Soares e o futuro
A sua grandeza está em ter acertado em dois grandes essenciais: democracia pluralista e construção europeia.
Mário Soares perdeu eleições, enganou-se redondamente algumas vezes, prescindia de ser exemplar e não tinha vocação (nem paciência) para ser santo. A sua grandeza está em ter acertado no essencial, ou melhor, em dois grandes essenciais: democracia pluralista e construção europeia.

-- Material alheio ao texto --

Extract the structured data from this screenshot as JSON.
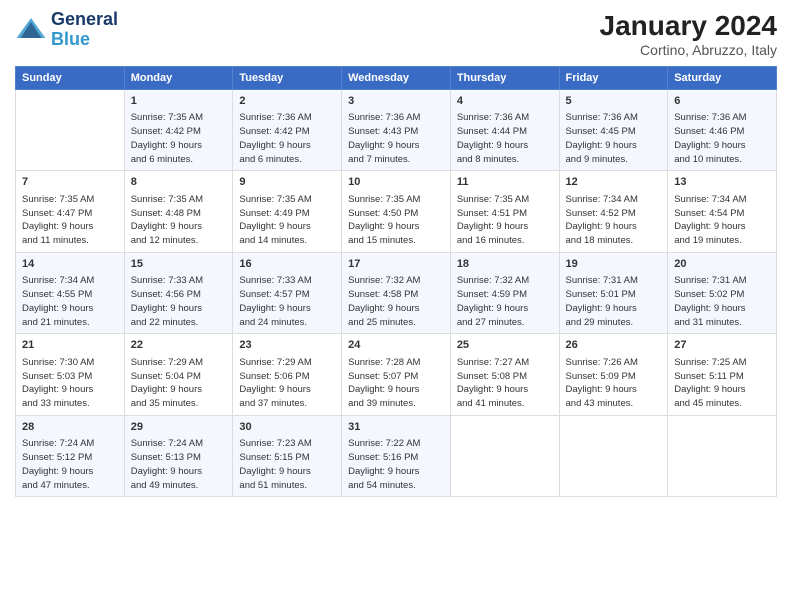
{
  "logo": {
    "line1": "General",
    "line2": "Blue"
  },
  "header": {
    "title": "January 2024",
    "subtitle": "Cortino, Abruzzo, Italy"
  },
  "days_of_week": [
    "Sunday",
    "Monday",
    "Tuesday",
    "Wednesday",
    "Thursday",
    "Friday",
    "Saturday"
  ],
  "weeks": [
    [
      {
        "day": "",
        "content": ""
      },
      {
        "day": "1",
        "content": "Sunrise: 7:35 AM\nSunset: 4:42 PM\nDaylight: 9 hours\nand 6 minutes."
      },
      {
        "day": "2",
        "content": "Sunrise: 7:36 AM\nSunset: 4:42 PM\nDaylight: 9 hours\nand 6 minutes."
      },
      {
        "day": "3",
        "content": "Sunrise: 7:36 AM\nSunset: 4:43 PM\nDaylight: 9 hours\nand 7 minutes."
      },
      {
        "day": "4",
        "content": "Sunrise: 7:36 AM\nSunset: 4:44 PM\nDaylight: 9 hours\nand 8 minutes."
      },
      {
        "day": "5",
        "content": "Sunrise: 7:36 AM\nSunset: 4:45 PM\nDaylight: 9 hours\nand 9 minutes."
      },
      {
        "day": "6",
        "content": "Sunrise: 7:36 AM\nSunset: 4:46 PM\nDaylight: 9 hours\nand 10 minutes."
      }
    ],
    [
      {
        "day": "7",
        "content": "Sunrise: 7:35 AM\nSunset: 4:47 PM\nDaylight: 9 hours\nand 11 minutes."
      },
      {
        "day": "8",
        "content": "Sunrise: 7:35 AM\nSunset: 4:48 PM\nDaylight: 9 hours\nand 12 minutes."
      },
      {
        "day": "9",
        "content": "Sunrise: 7:35 AM\nSunset: 4:49 PM\nDaylight: 9 hours\nand 14 minutes."
      },
      {
        "day": "10",
        "content": "Sunrise: 7:35 AM\nSunset: 4:50 PM\nDaylight: 9 hours\nand 15 minutes."
      },
      {
        "day": "11",
        "content": "Sunrise: 7:35 AM\nSunset: 4:51 PM\nDaylight: 9 hours\nand 16 minutes."
      },
      {
        "day": "12",
        "content": "Sunrise: 7:34 AM\nSunset: 4:52 PM\nDaylight: 9 hours\nand 18 minutes."
      },
      {
        "day": "13",
        "content": "Sunrise: 7:34 AM\nSunset: 4:54 PM\nDaylight: 9 hours\nand 19 minutes."
      }
    ],
    [
      {
        "day": "14",
        "content": "Sunrise: 7:34 AM\nSunset: 4:55 PM\nDaylight: 9 hours\nand 21 minutes."
      },
      {
        "day": "15",
        "content": "Sunrise: 7:33 AM\nSunset: 4:56 PM\nDaylight: 9 hours\nand 22 minutes."
      },
      {
        "day": "16",
        "content": "Sunrise: 7:33 AM\nSunset: 4:57 PM\nDaylight: 9 hours\nand 24 minutes."
      },
      {
        "day": "17",
        "content": "Sunrise: 7:32 AM\nSunset: 4:58 PM\nDaylight: 9 hours\nand 25 minutes."
      },
      {
        "day": "18",
        "content": "Sunrise: 7:32 AM\nSunset: 4:59 PM\nDaylight: 9 hours\nand 27 minutes."
      },
      {
        "day": "19",
        "content": "Sunrise: 7:31 AM\nSunset: 5:01 PM\nDaylight: 9 hours\nand 29 minutes."
      },
      {
        "day": "20",
        "content": "Sunrise: 7:31 AM\nSunset: 5:02 PM\nDaylight: 9 hours\nand 31 minutes."
      }
    ],
    [
      {
        "day": "21",
        "content": "Sunrise: 7:30 AM\nSunset: 5:03 PM\nDaylight: 9 hours\nand 33 minutes."
      },
      {
        "day": "22",
        "content": "Sunrise: 7:29 AM\nSunset: 5:04 PM\nDaylight: 9 hours\nand 35 minutes."
      },
      {
        "day": "23",
        "content": "Sunrise: 7:29 AM\nSunset: 5:06 PM\nDaylight: 9 hours\nand 37 minutes."
      },
      {
        "day": "24",
        "content": "Sunrise: 7:28 AM\nSunset: 5:07 PM\nDaylight: 9 hours\nand 39 minutes."
      },
      {
        "day": "25",
        "content": "Sunrise: 7:27 AM\nSunset: 5:08 PM\nDaylight: 9 hours\nand 41 minutes."
      },
      {
        "day": "26",
        "content": "Sunrise: 7:26 AM\nSunset: 5:09 PM\nDaylight: 9 hours\nand 43 minutes."
      },
      {
        "day": "27",
        "content": "Sunrise: 7:25 AM\nSunset: 5:11 PM\nDaylight: 9 hours\nand 45 minutes."
      }
    ],
    [
      {
        "day": "28",
        "content": "Sunrise: 7:24 AM\nSunset: 5:12 PM\nDaylight: 9 hours\nand 47 minutes."
      },
      {
        "day": "29",
        "content": "Sunrise: 7:24 AM\nSunset: 5:13 PM\nDaylight: 9 hours\nand 49 minutes."
      },
      {
        "day": "30",
        "content": "Sunrise: 7:23 AM\nSunset: 5:15 PM\nDaylight: 9 hours\nand 51 minutes."
      },
      {
        "day": "31",
        "content": "Sunrise: 7:22 AM\nSunset: 5:16 PM\nDaylight: 9 hours\nand 54 minutes."
      },
      {
        "day": "",
        "content": ""
      },
      {
        "day": "",
        "content": ""
      },
      {
        "day": "",
        "content": ""
      }
    ]
  ]
}
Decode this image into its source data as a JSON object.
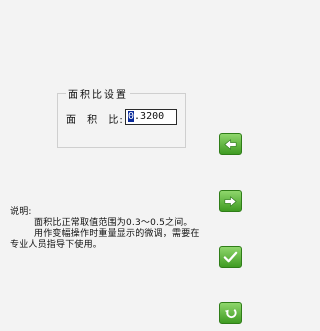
{
  "settings": {
    "group_title": "面积比设置",
    "field_label": "面 积 比:",
    "value_cursor_char": "0",
    "value_rest": ".3200"
  },
  "note": {
    "title": "说明:",
    "line1": "面积比正常取值范围为0.3～0.5之间。",
    "line2": "用作变幅操作时重量显示的微调，需要在专业人员指导下使用。"
  },
  "buttons": {
    "back_icon": "arrow-left-icon",
    "next_icon": "arrow-right-icon",
    "confirm_icon": "check-icon",
    "return_icon": "return-icon"
  },
  "colors": {
    "button_green": "#5cb83a",
    "cursor_blue": "#0a2a9a",
    "background": "#f3f3f3"
  }
}
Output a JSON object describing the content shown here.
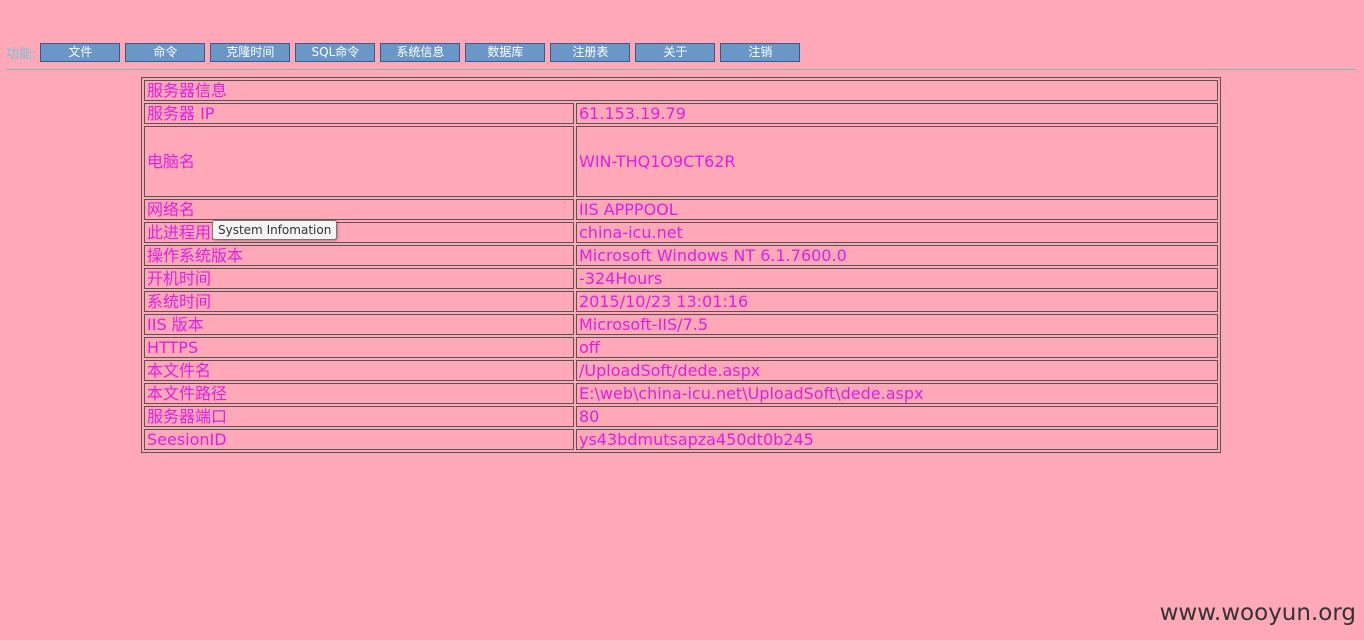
{
  "toolbar": {
    "label": "功能:",
    "buttons": [
      "文件",
      "命令",
      "克隆时间",
      "SQL命令",
      "系统信息",
      "数据库",
      "注册表",
      "关于",
      "注销"
    ]
  },
  "table": {
    "header": "服务器信息",
    "rows": [
      {
        "key": "服务器 IP",
        "value": "61.153.19.79"
      },
      {
        "key": "电脑名",
        "value": "WIN-THQ1O9CT62R"
      },
      {
        "key": "网络名",
        "value": "IIS APPPOOL"
      },
      {
        "key": "此进程用户名",
        "value": "china-icu.net"
      },
      {
        "key": "操作系统版本",
        "value": "Microsoft Windows NT 6.1.7600.0"
      },
      {
        "key": "开机时间",
        "value": "-324Hours"
      },
      {
        "key": "系统时间",
        "value": "2015/10/23 13:01:16"
      },
      {
        "key": "IIS 版本",
        "value": "Microsoft-IIS/7.5"
      },
      {
        "key": "HTTPS",
        "value": "off"
      },
      {
        "key": "本文件名",
        "value": "/UploadSoft/dede.aspx"
      },
      {
        "key": "本文件路径",
        "value": "E:\\web\\china-icu.net\\UploadSoft\\dede.aspx"
      },
      {
        "key": "服务器端口",
        "value": "80"
      },
      {
        "key": "SeesionID",
        "value": "ys43bdmutsapza450dt0b245"
      }
    ]
  },
  "tooltip": "System Infomation",
  "watermark": "www.wooyun.org"
}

Se esses dois grandes essenciais hoje nos parecem banais, a verdade é que em tempos o não foram de todo. Cada um deles fez parte de uma grande batalha de ideias que precisou de ser ganha e que vale a pena revisitar em busca de conteúdo prático. As duas batalhas que Soares ganhou não travou sozinho e não acabaram ainda. Precisámos dele no passado, mas ainda precisamos dele para o futuro.

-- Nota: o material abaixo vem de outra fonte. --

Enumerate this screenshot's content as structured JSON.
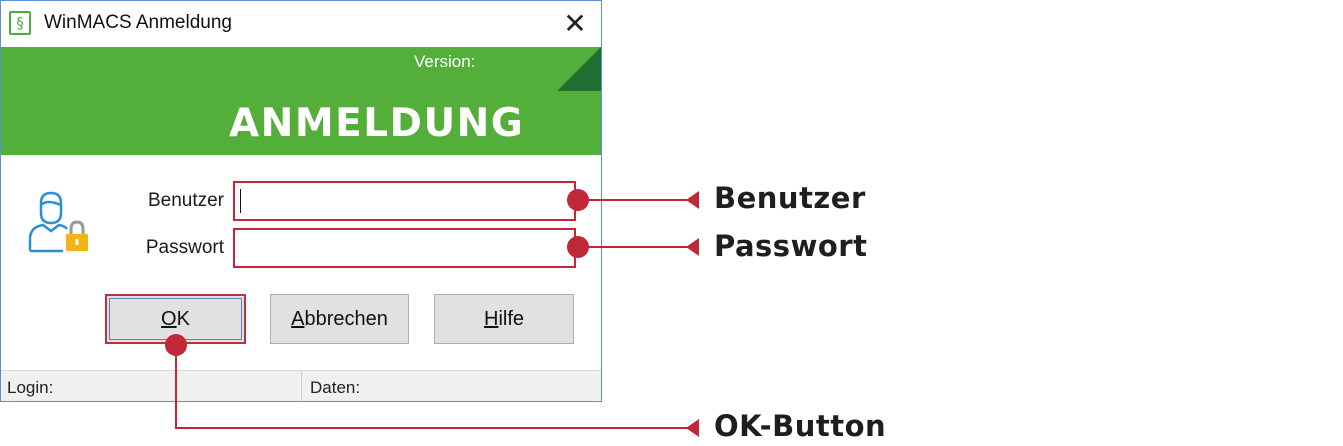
{
  "window": {
    "title": "WinMACS Anmeldung",
    "app_icon_glyph": "§",
    "close_glyph": "✕"
  },
  "banner": {
    "version_label": "Version:",
    "heading": "ANMELDUNG"
  },
  "form": {
    "user_label": "Benutzer",
    "user_value": "",
    "password_label": "Passwort",
    "password_value": ""
  },
  "buttons": {
    "ok": {
      "mnemonic": "O",
      "rest": "K"
    },
    "cancel": {
      "mnemonic": "A",
      "rest": "bbrechen"
    },
    "help": {
      "mnemonic": "H",
      "rest": "ilfe"
    }
  },
  "statusbar": {
    "login": "Login:",
    "daten": "Daten:"
  },
  "annotations": {
    "user": "Benutzer",
    "password": "Passwort",
    "ok": "OK-Button"
  },
  "colors": {
    "banner_green": "#54ae3a",
    "corner_dark_green": "#1f6f32",
    "callout_red": "#c0283a",
    "icon_blue": "#2e8fd0",
    "lock_yellow": "#f2b418"
  },
  "icons": [
    "app-icon",
    "close-icon",
    "user-lock-icon"
  ]
}
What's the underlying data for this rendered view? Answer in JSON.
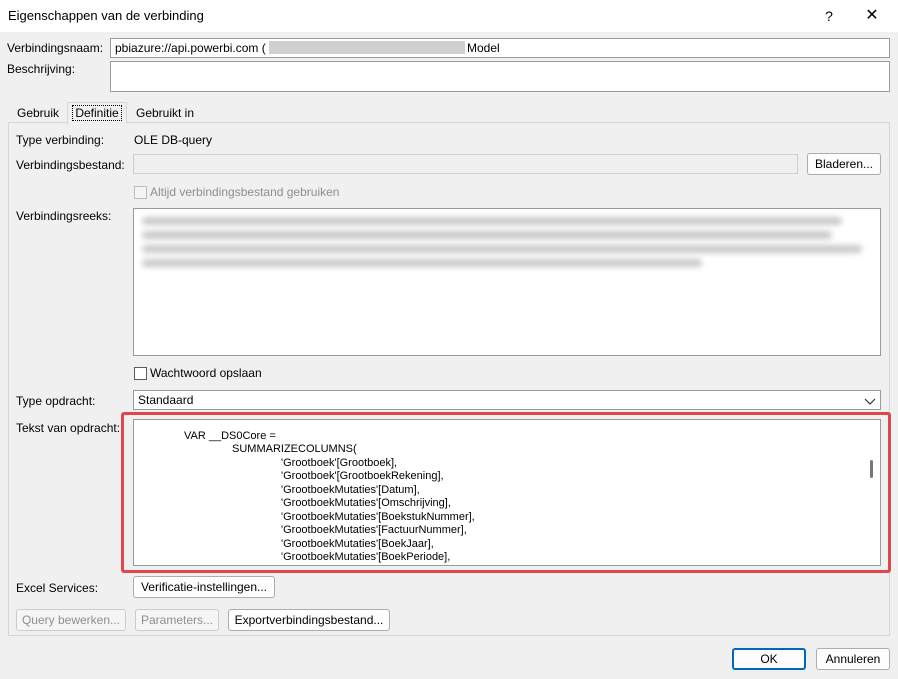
{
  "window": {
    "title": "Eigenschappen van de verbinding",
    "help": "?",
    "close": "✕"
  },
  "header": {
    "name_label": "Verbindingsnaam:",
    "name_value_prefix": "pbiazure://api.powerbi.com (",
    "name_value_suffix": "Model",
    "description_label": "Beschrijving:",
    "description_value": ""
  },
  "tabs": [
    {
      "label": "Gebruik",
      "active": false
    },
    {
      "label": "Definitie",
      "active": true
    },
    {
      "label": "Gebruikt in",
      "active": false
    }
  ],
  "definition": {
    "type_label": "Type verbinding:",
    "type_value": "OLE DB-query",
    "file_label": "Verbindingsbestand:",
    "file_value": "",
    "browse_button": "Bladeren...",
    "always_use_file_label": "Altijd verbindingsbestand gebruiken",
    "connstring_label": "Verbindingsreeks:",
    "save_password_label": "Wachtwoord opslaan",
    "command_type_label": "Type opdracht:",
    "command_type_value": "Standaard",
    "command_text_label": "Tekst van opdracht:",
    "command_text_lines": [
      "VAR __DS0Core =",
      "SUMMARIZECOLUMNS(",
      "'Grootboek'[Grootboek],",
      "'Grootboek'[GrootboekRekening],",
      "'GrootboekMutaties'[Datum],",
      "'GrootboekMutaties'[Omschrijving],",
      "'GrootboekMutaties'[BoekstukNummer],",
      "'GrootboekMutaties'[FactuurNummer],",
      "'GrootboekMutaties'[BoekJaar],",
      "'GrootboekMutaties'[BoekPeriode],"
    ],
    "excel_services_label": "Excel Services:",
    "auth_settings_button": "Verificatie-instellingen..."
  },
  "actions": {
    "edit_query": "Query bewerken...",
    "parameters": "Parameters...",
    "export": "Exportverbindingsbestand..."
  },
  "footer": {
    "ok": "OK",
    "cancel": "Annuleren"
  },
  "colors": {
    "highlight_border": "#e0474c",
    "ok_border": "#0067c0"
  }
}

Antes do 25 de Abril, Portugal era um império colonial. Para uma parte da elite portuguesa, a discussão crucial era sobre como manter esse império. Só que um império não pode ser uma democracia — nem nas colónias nem na metrópole — e Portugal teria de decidir onde estava a sua prioridade. Podemos ver essa batalha de ideias como um confronto entre “Portugal e o Futuro” de Spínola e “Portugal amordaçado”, de Soares. Spínola propunha uma espécie de federalismo tardio entre Portugal e as colónias. Soares dava prioridade à libertação das sociedades de um lado e do outro. O projeto de Spínola não era só incompatível com essa libertação; era incompatível com a realidade do tempo. A anomalia de uma Europa que repartia entre si o resto do mundo já estava a ser revertida. Atrasar esse processo tinha resultado numa cruel guerra colonial e nada de bom viria de prolongá-lo mais ainda. Soares via o desfecho dessa tendência da história com naturalidade e até com alívio, e essa sua lucidez ajudou-o a ganhar a batalha: desamordaçar Portugal implicava descolonizar.
A segunda batalha de ideias decorre naturalmente da primeira. Infelizmente criou-se entre nós a ideia de que o projeto europeu foi para Portugal um daqueles esquemas de “enriqueça depressa agora” que às vezes nos chegam pelo correio. Esse lugar-comum desvalorizou e descaracterizou o nosso debate europeu até aos dias de hoje: quando deixou de haver (tanto) dinheiro e passou a haver austeridade, foi como se a Europa já não fizesse sentido. Algumas interpretações mais sofisticadas ainda admitem que a pertença ao projeto europeu tenha permitido a Portugal consolidar-se enquanto democracia e estado de direito como nunca na sua história o conseguira. Democracia e Europa são, de facto, ainda mais contemporâneas do que às vezes parece: embora a adesão oficial à CEE se dê só em 1986, os pedidos de adesão ao projeto europeu são de 1975 e 76. Mas mesmo esta perspectiva peca por defeito. Tal como a Europa não é um mero projeto de “enriqueça depressa agora”, também não é uma garantia de “mantenha-se uma democracia e um estado de direito sustentável” até ao fim dos tempos. Ambas essas missões têm de vir de dentro para fora. Afinal o que é o projeto europeu? O projeto europeu foi a forma que os países europeus encontraram para manter relevância e soberania numa fase pós-imperial da história. Ao contrário da opinião convencional, a UE não apareceu para dissolver os países europeus, mas para os salvar — numa fase da história em que deixaram de ter o poder desproporcionado e injusto dos impérios.
Como disse antes, Soares não ganhou nenhuma destas batalhas sozinho (e não falo só daqueles que o acompanharam, de Melo Antunes a Medeiros Ferreira). O que Soares viu, com maior clareza do que outros, foi que a maioria dos portugueses já concordava — ou viria a concordar — com estas ideias. Foi isso que lhe permitiu defendê-las até contra elites nacionais e internacionais que as davam por perdidas. É por isso que ele se tornou um político com relevância europeia e mundial. E é isso que teremos de aprender a fazer com o exemplo de um homem que não tinha interesse em ser exemplar. Usando duas palavras mal-jeitosas: o que nos deve interessar agora não é memorializar Soares, mas operacionalizá-lo.